Public cuts 'will hit Northern Ireland homes market'
Public sector spending cuts will have a major impact on Northern Ireland's future housing market, it has been predicted.
With a new survey revealing a marginal improvement in the housing market last month and expectations of slightly increased prices over the summer, the Royal Institute of Chartered Surveyors (Rics) also warned that high unemployment levels and increasing pressure on domestic budgets would add to the difficulties facing sellers.
Rics spokesman Tom McClelland said: "There remain big sectoral and geographical variations in the local market, and the likelihood is for this to continue during the remainder of the year.
"On the whole, the scale of public spending cuts that are to come will impact on Northern Ireland significantly, creating a difficult environment for the housing market.
"Unemployment will remain high for some time and increasing pressures on household budgets, such as water-charging and rises in interest rates, will also inevitably come.

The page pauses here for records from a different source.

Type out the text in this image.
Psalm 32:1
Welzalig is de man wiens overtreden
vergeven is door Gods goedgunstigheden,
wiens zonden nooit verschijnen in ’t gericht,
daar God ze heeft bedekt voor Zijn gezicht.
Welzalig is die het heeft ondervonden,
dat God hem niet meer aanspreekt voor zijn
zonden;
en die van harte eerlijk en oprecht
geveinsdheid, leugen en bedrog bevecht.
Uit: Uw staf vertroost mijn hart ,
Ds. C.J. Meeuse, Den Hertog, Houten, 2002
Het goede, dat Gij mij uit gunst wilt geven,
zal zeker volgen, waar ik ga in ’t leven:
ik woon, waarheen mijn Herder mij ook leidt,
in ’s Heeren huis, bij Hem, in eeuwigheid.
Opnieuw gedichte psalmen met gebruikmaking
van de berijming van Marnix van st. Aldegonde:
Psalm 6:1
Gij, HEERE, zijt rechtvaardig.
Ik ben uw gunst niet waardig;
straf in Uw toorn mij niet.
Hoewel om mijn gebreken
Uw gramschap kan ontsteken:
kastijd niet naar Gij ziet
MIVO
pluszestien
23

That said, we foresee a prolonged period of largely flat average house prices rather than a further significant correction in average prices."
The Ulster Bank-sponsored survey said there was a marginal improvement in most housing market indicators last month. Price balance had improved slightly and there was an indication that the number of inquiries from potential buyers had increased. However transaction activity remained subdued.
With nearly three-quarters of respondents reporting prices as flat, Northern Ireland continued to lag behind the rest of the UK.
Derek Wilson, head of lending products at Ulster Bank, said: "The expected headwinds will bring challenges for the housing market, but a range of indicators are pointing to evidence of increasing stabilisation.
"This is leading to an expectation that pent-up demand from those who have been putting off a home purchase will start to be realised."